09.仲間たちとの邂逅
「——アクイラくーん、……」
暗闇を引き裂いてだんだんと明瞭に聞こえてくる男の声に、アクイラはゆっくりと意識を浮上させた。慣れない明るさに目を細めながら、ずっと呼びかけていたらしいノーシスに焦点を合わせる。
「疲れてたんだねえ。まあ二転三転の怒涛の日々だったしそりゃそうだよね」
凝り固まった首をほぐしながら、さりげなく注がれる柔らかい視線から逃れる。逸らした視線の先、車の窓からは大自然が広がっていた。
「着いたよ、アクイラくん。アマニちゃんは先に外に出てる」
「あ……はい、すぐ出ます」
「急がなくていーよ」
ひら、と手のひらが振られて、ノーシスも車内を後にする。
ぱちぱちと瞬きで眠気を振り払ってから、アクイラも続いて外に出る。
「……うわ」
途端、目の前にそびえたつ巨大な塔に視界のほとんどを埋め尽くされる。石造りのそれはところどころ苔に覆われ、雨に穿たれた跡もちらほら見られた。
その重々しさに息を呑みつつ視界を下にずらせば、しゃがみ込んで野花を眺めているアマニとノーシスがいた。何をやっているんだろうかあの二人は。ノーシスはともかく、アマニの心臓は鋼でできているのではとすら思った。
「見てアクイラ! 可愛いお花!」
アマニが指した先には、小ぶりな色とりどりの花々。母の植木鉢の中にあの花がいた気がする。
「……ゼラニウム?」
「そう! あとニチニチソウもいる。他にもいろいろ咲いているけど、私のとこじゃ見たことない花ばっかり。あ、アクイラの隣に植わってるのはトネリコって言うんだって!」
「指差してくれたら何でも教えてあげる。俺英知だから」
アマニとノーシスがテンション高く盛り上がっているのを一歩引いて聞きながら、アクイラは先程の眠気に引きずられるようにして目を閉じた。近くの年季の入っていそうなトネリコの木に背を預け、ノーシスの豆知識を耳から耳へと流していく。
もう日が沈んでから大分経っているし、夜が更けたといっても過言ではないだろうに、こんなところで道草を食っていていいのだろうか。面倒なので絶対に口にはしないけれど。いや、言った方がいいのかな。んーーー、先方も待ってくれていたりするんじゃ——
アクイラのゆったりとした思考を、ギギともゴゴともつかないような重い音が遮った。
張り付いてしまったかのような重たい瞼が開く前に、軽やかな笑い声と、僅かな布ずれの音。
「——貴方たち、いつまで玄関先で話し込んでいるつもりなの? 待ちくたびれちゃったわ」
すっと耳に馴染む声だった。一つの雑音もなく、凪いだ水面をなぞるような声。
あ、とノーシスの我に返ったような声がした。
「すみません、レーヴさん」
「いいのよノーシス。
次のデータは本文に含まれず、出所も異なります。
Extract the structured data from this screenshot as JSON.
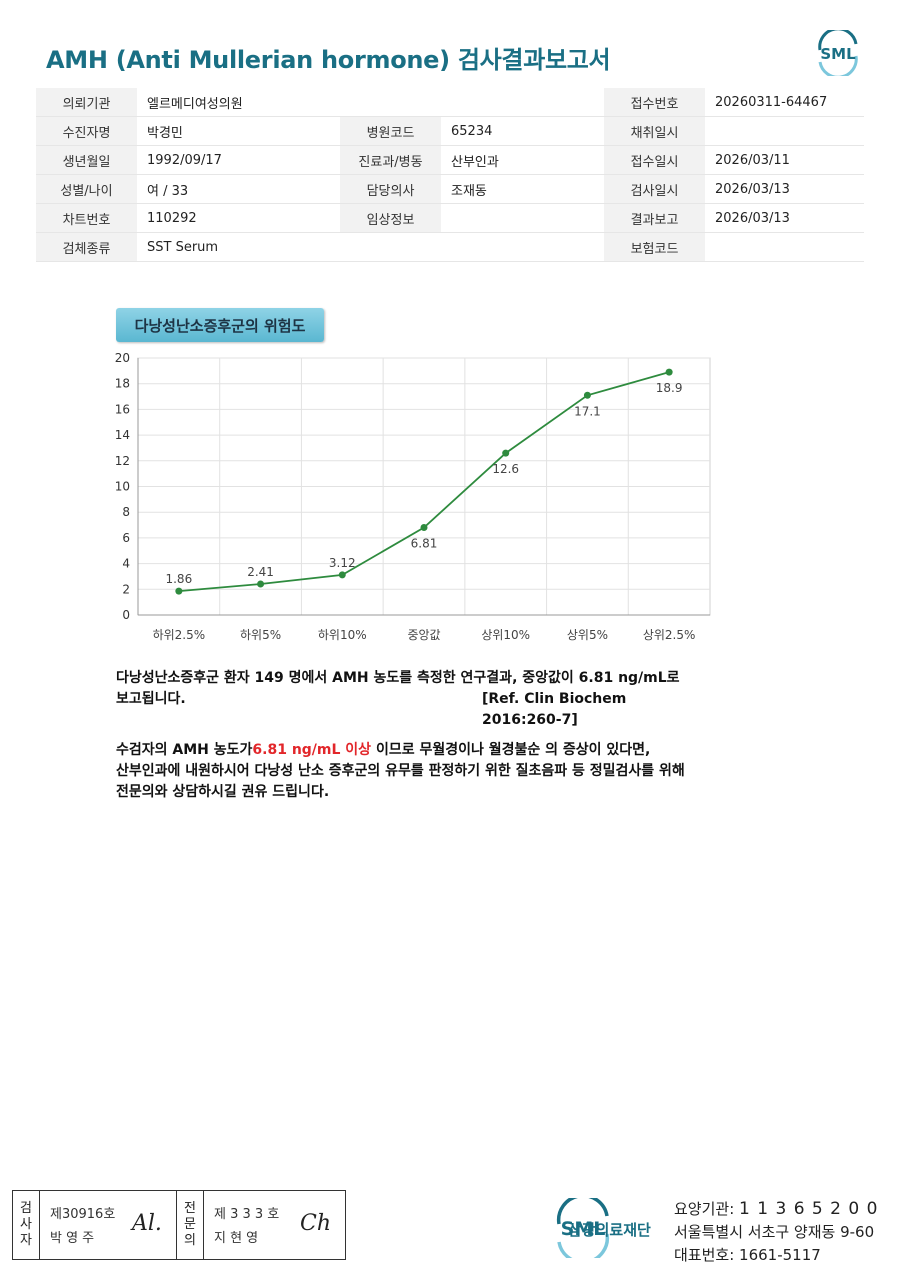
{
  "header": {
    "title": "AMH (Anti Mullerian hormone) 검사결과보고서",
    "logo_text": "SML"
  },
  "info": {
    "rows": [
      [
        {
          "label": "의뢰기관",
          "value": "엘르메디여성의원"
        },
        null,
        {
          "label": "접수번호",
          "value": "20260311-64467"
        }
      ],
      [
        {
          "label": "수진자명",
          "value": "박경민"
        },
        {
          "label": "병원코드",
          "value": "65234"
        },
        {
          "label": "채취일시",
          "value": ""
        }
      ],
      [
        {
          "label": "생년월일",
          "value": "1992/09/17"
        },
        {
          "label": "진료과/병동",
          "value": "산부인과"
        },
        {
          "label": "접수일시",
          "value": "2026/03/11"
        }
      ],
      [
        {
          "label": "성별/나이",
          "value": "여 / 33"
        },
        {
          "label": "담당의사",
          "value": "조재동"
        },
        {
          "label": "검사일시",
          "value": "2026/03/13"
        }
      ],
      [
        {
          "label": "차트번호",
          "value": "110292"
        },
        {
          "label": "임상정보",
          "value": ""
        },
        {
          "label": "결과보고",
          "value": "2026/03/13"
        }
      ],
      [
        {
          "label": "검체종류",
          "value": "SST Serum"
        },
        null,
        {
          "label": "보험코드",
          "value": ""
        }
      ]
    ]
  },
  "chart_data": {
    "type": "line",
    "title": "다낭성난소증후군의 위험도",
    "categories": [
      "하위2.5%",
      "하위5%",
      "하위10%",
      "중앙값",
      "상위10%",
      "상위5%",
      "상위2.5%"
    ],
    "values": [
      1.86,
      2.41,
      3.12,
      6.81,
      12.6,
      17.1,
      18.9
    ],
    "value_labels": [
      "1.86",
      "2.41",
      "3.12",
      "6.81",
      "12.6",
      "17.1",
      "18.9"
    ],
    "ylim": [
      0,
      20
    ],
    "yticks": [
      0,
      2,
      4,
      6,
      8,
      10,
      12,
      14,
      16,
      18,
      20
    ],
    "grid": true,
    "line_color": "#2e8b3e"
  },
  "text": {
    "p1_line1": "다낭성난소증후군 환자 149 명에서 AMH 농도를 측정한 연구결과, 중앙값이 6.81 ng/mL로",
    "p1_line2": "보고됩니다.",
    "p1_ref": "[Ref. Clin Biochem 2016:260-7]",
    "p2_line1_a": "수검자의 AMH 농도가",
    "p2_line1_red": "6.81 ng/mL 이상",
    "p2_line1_b": " 이므로 무월경이나 월경불순 의 증상이 있다면,",
    "p2_line2": "산부인과에 내원하시어 다낭성 난소 증후군의 유무를 판정하기 위한 질초음파 등 정밀검사를 위해",
    "p2_line3": "전문의와 상담하시길 권유 드립니다."
  },
  "signature": {
    "examiner_title": [
      "검",
      "사",
      "자"
    ],
    "examiner_no": "제30916호",
    "examiner_name": "박 영 주",
    "examiner_sig": "Al.",
    "doctor_title": [
      "전",
      "문",
      "의"
    ],
    "doctor_no": "제 3 3 3 호",
    "doctor_name": "지 현 영",
    "doctor_sig": "Ch"
  },
  "footer": {
    "logo_text": "SML",
    "org_name": "삼광의료재단",
    "code_label": "요양기관:",
    "code_value": "1 1 3 6 5 2 0 0",
    "address": "서울특별시 서초구 양재동 9-60",
    "phone_label": "대표번호:",
    "phone_value": "1661-5117"
  }
}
無事についていたのは知っていたから。ただ、そろそろあそこの彼が限界ね」
そう言われて、アマニとノーシスの意識がこちらに向く気配がした。二人はしばらく黙っていたあと、突然ひそめた声で話し始める。
「……また寝た?」
「ええ、どうでしょう……」
「寝てない? ぴくりとも動かないよ」
「つついてみます?」
「その前になんか悪戯したくない?」
——いや全く。
そう口に出したはずなのに、まったくもって音にならなかった。口は動きもしなかった。完全に疲れ切っている。
「悪戯って言っても……ペンとか持ってませんよ」
「俺も持ってない」
「うーん、……あ、花冠とかは」
「メルヘン系ね! アリ!」
——ナシですけど。
もしかしなくても、車内でめちゃくちゃ仲良くなってしまったのでは。アクイラが寝ている間にどんな話の弾み方をしたのかは知らないが、とても仲がいい。というか、非常にノリが合っている。むしろ合いすぎている。
レーヴと呼ばれた女性が二人をなだめている間に、アクイラは何とか体に鞭打って動き出す。あー起きちゃった、という残念そうな声は無視する。
「すみません、待たせていたのに、眠ってて……」
「大丈夫。疲れているんだもの、しょうがないわ」
見上げた先には、たおやかに微笑む美女。緩くウェーブのかかったラベンダー色の髪が、彼女の左肩の方に流されている。ふわふわと柔らかい後れ毛が微風に揺れていた。
金茶の瞳にアクイラを映して、彼女はそっと片手を差し出した。
「さあ、掴まっていていいから、転ばないようにね」
優しく先導する彼女の指先はひんやりと冷たくて、アクイラの意識はまた一つ覚醒に近づいた。